Toute la presse ne parle que de ça : le maniaque tueur d'enfants, qui terrorise la ville depuis quelques temps, vient de faire une nouvelle victime. Chargé de l'enquête, le commissaire Lohmann multiplie les rafles dans les bas-fonds. Gênée par toute cette agitation la pègre décide de retrouver elle-même le criminel : elle charge les mendiants et les sans-abris de surveiller la ville.
TELERAMA
Peinture métaphorique de l’Allemagne se donnant au nazisme, réflexions sur la culpabilité, leçon de mise en scène : chef-d’œuvre.
On raconte qu’à la sortie du film, Joseph Goebbels nota dans son journal : « Fantastique. Pour la peine de mort. Fritz Lang sera notre réalisateur… » Contresens total. Poursuivi par la police comme par les criminels, le tueur sadique de petites filles a du souci à se faire, mais c’est la loi qui, paradoxalement, peut le sauver. Voir la dernière séquence, libératrice, à disserter en cours de philo.
De ce film stupéfiant, on retient la maîtrise immédiate qu’a Fritz Lang du parlant. Il réussit à inventer un mode d’illustration sonore qui lui est propre. Il dissocie fréquemment la bande-son de l’image ou prolonge un dialogue pour le transformer en commentaire off…

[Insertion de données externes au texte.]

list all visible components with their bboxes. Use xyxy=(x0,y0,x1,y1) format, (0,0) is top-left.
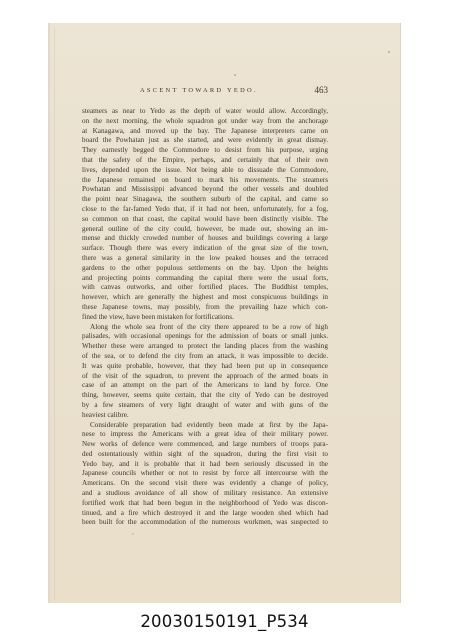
text-line: They earnestly begged the Commodore to d… xyxy=(82,146,328,156)
running-head: Ascent toward Yedo. 463 xyxy=(82,87,328,99)
image-id-caption: 20030150191_P534 xyxy=(0,603,449,640)
paragraph: Along the whole sea front of the city th… xyxy=(82,323,328,421)
scan-viewer: Ascent toward Yedo. 463 steamers as near… xyxy=(0,0,449,640)
text-line: that the safety of the Empire, perhaps, … xyxy=(82,156,328,166)
text-line: at Kanagawa, and moved up the bay. The J… xyxy=(82,127,328,137)
text-line: palisades, with occasional openings for … xyxy=(82,332,328,342)
text-line: gardens to the other populous settlement… xyxy=(82,264,328,274)
text-line: surface. Though there was every indicati… xyxy=(82,244,328,254)
text-line: however, which are generally the highest… xyxy=(82,293,328,303)
text-line: ded ostentatiously within sight of the s… xyxy=(82,450,328,460)
text-line: the point near Sinagawa, the southern su… xyxy=(82,195,328,205)
text-line: nese to impress the Americans with a gre… xyxy=(82,430,328,440)
text-line: by a few steamers of very light draught … xyxy=(82,401,328,411)
text-line: New works of defence were commenced, and… xyxy=(82,440,328,450)
page-gutter-edge xyxy=(54,27,55,599)
text-line: the Japanese remained on board to mark h… xyxy=(82,176,328,186)
text-line: Considerable preparation had evidently b… xyxy=(82,421,328,431)
text-line: been built for the accommodation of the … xyxy=(82,518,328,528)
running-title: Ascent toward Yedo. xyxy=(140,87,258,94)
text-line: Along the whole sea front of the city th… xyxy=(82,323,328,333)
text-line: and projecting points commanding the cap… xyxy=(82,274,328,284)
text-line: thing, however, seems quite certain, tha… xyxy=(82,391,328,401)
text-line: mense and thickly crowded number of hous… xyxy=(82,234,328,244)
body-text: steamers as near to Yedo as the depth of… xyxy=(82,107,328,528)
text-line: fortified work that had been begun in th… xyxy=(82,499,328,509)
text-line: and a studious avoidance of all show of … xyxy=(82,489,328,499)
page-number: 463 xyxy=(315,85,329,95)
text-line: of the sea, or to defend the city from a… xyxy=(82,352,328,362)
text-line: case of an attempt on the part of the Am… xyxy=(82,381,328,391)
paper-speck xyxy=(388,51,390,53)
text-line: close to the far-famed Yedo that, if it … xyxy=(82,205,328,215)
text-line: fined the view, have been mistaken for f… xyxy=(82,313,328,323)
text-line: tinued, and a fire which destroyed it an… xyxy=(82,509,328,519)
text-line: of the visit of the squadron, to prevent… xyxy=(82,372,328,382)
paragraph: steamers as near to Yedo as the depth of… xyxy=(82,107,328,323)
text-line: so common on that coast, the capital wou… xyxy=(82,215,328,225)
paper-speck xyxy=(234,74,236,76)
text-line: heaviest calibre. xyxy=(82,411,328,421)
text-line: steamers as near to Yedo as the depth of… xyxy=(82,107,328,117)
text-line: these Japanese towns, may possibly, from… xyxy=(82,303,328,313)
text-line: there was a general similarity in the lo… xyxy=(82,254,328,264)
text-line: with canvas outworks, and other fortifie… xyxy=(82,283,328,293)
text-line: Japanese councils whether or not to resi… xyxy=(82,469,328,479)
text-line: Powhatan and Mississippi advanced beyond… xyxy=(82,185,328,195)
text-line: board the Powhatan just as she started, … xyxy=(82,136,328,146)
text-line: lives, depended upon the issue. Not bein… xyxy=(82,166,328,176)
book-page: Ascent toward Yedo. 463 steamers as near… xyxy=(48,23,401,603)
text-line: Americans. On the second visit there was… xyxy=(82,479,328,489)
text-line: on the next morning, the whole squadron … xyxy=(82,117,328,127)
text-line: Yedo bay, and it is probable that it had… xyxy=(82,460,328,470)
paragraph: Considerable preparation had evidently b… xyxy=(82,421,328,529)
text-line: general outline of the city could, howev… xyxy=(82,225,328,235)
text-line: It was quite probable, however, that the… xyxy=(82,362,328,372)
text-line: Whether these were arranged to protect t… xyxy=(82,342,328,352)
paper-speck xyxy=(132,533,134,535)
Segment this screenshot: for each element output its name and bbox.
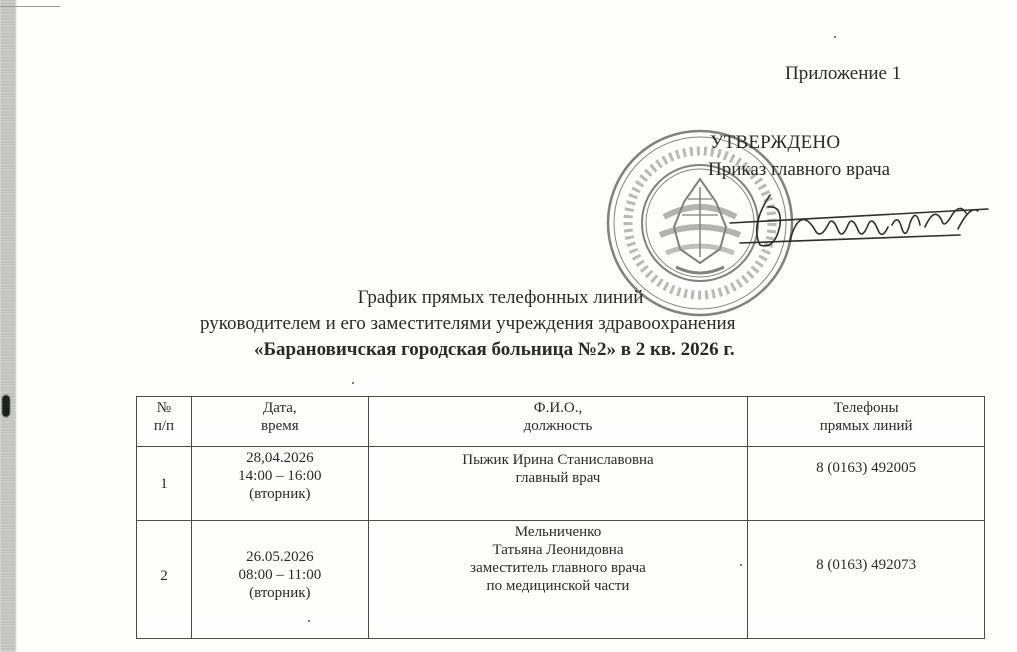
approved-label: УТВЕРЖДЕНО	[710, 132, 840, 154]
row-person: Мельниченко Татьяна Леонидовна заместите…	[368, 521, 748, 639]
title-line-2: руководителем и его заместителями учрежд…	[0, 313, 1017, 335]
scan-speck	[352, 382, 354, 384]
signature-icon	[720, 185, 990, 255]
title-line-1: График прямых телефонных линий	[0, 287, 1009, 309]
row-date: 28,04.2026	[192, 449, 368, 467]
scan-speck	[834, 36, 836, 38]
row-person: Пыжик Ирина Станиславовна главный врач	[368, 447, 748, 521]
table-row: 2 26.05.2026 08:00 – 11:00 (вторник) Мел…	[137, 521, 985, 639]
scan-speck	[308, 620, 310, 622]
header-number: № п/п	[137, 397, 192, 447]
row-date: 26.05.2026	[192, 548, 368, 566]
row-date-time: 28,04.2026 14:00 – 16:00 (вторник)	[191, 447, 368, 521]
table-row: 1 28,04.2026 14:00 – 16:00 (вторник) Пыж…	[137, 447, 985, 521]
row-phone: 8 (0163) 492005	[748, 447, 985, 521]
scan-top-line	[0, 6, 60, 7]
table-header-row: № п/п Дата, время Ф.И.О., должность Теле…	[137, 397, 985, 447]
row-weekday: (вторник)	[192, 485, 368, 503]
schedule-table: № п/п Дата, время Ф.И.О., должность Теле…	[136, 396, 985, 639]
row-time: 14:00 – 16:00	[192, 467, 368, 485]
header-date-time: Дата, время	[191, 397, 368, 447]
row-phone: 8 (0163) 492073	[748, 521, 985, 639]
header-name-position: Ф.И.О., должность	[368, 397, 748, 447]
row-date-time: 26.05.2026 08:00 – 11:00 (вторник)	[191, 521, 368, 639]
row-time: 08:00 – 11:00	[192, 566, 368, 584]
header-phones: Телефоны прямых линий	[748, 397, 985, 447]
appendix-label: Приложение 1	[785, 63, 901, 85]
order-label: Приказ главного врача	[708, 159, 890, 181]
scan-speck	[740, 564, 742, 566]
title-line-3: «Барановичская городская больница №2» в …	[0, 339, 1017, 361]
row-number: 2	[137, 521, 192, 639]
row-weekday: (вторник)	[192, 584, 368, 602]
row-number: 1	[137, 447, 192, 521]
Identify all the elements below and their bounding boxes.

La première séquence — l’assassinat d’Elsie Beckmann — est une leçon de mise en scène, un montage alterné qui fait monter l’angoisse. Le tueur n’est d’abord qu’une ombre sur l’affiche, qui offre une prime pour sa capture, puis une voix d’une absolue douceur. Peter Lorre, génial, sifflote un refrain — le thème est tiré des suites de Peer Gynt, de Grieg, et il est sifflé par Lang lui-même. L’horreur se passera hors champ.
Le film distille aussi la curieuse prescience d’un noir fléau qui pourrait être assimilé au nazisme. Le cinéaste, convoqué par Goebbels, préféra, finalement, rejoindre Paris en train, et ne pas être « leur » réalisateur.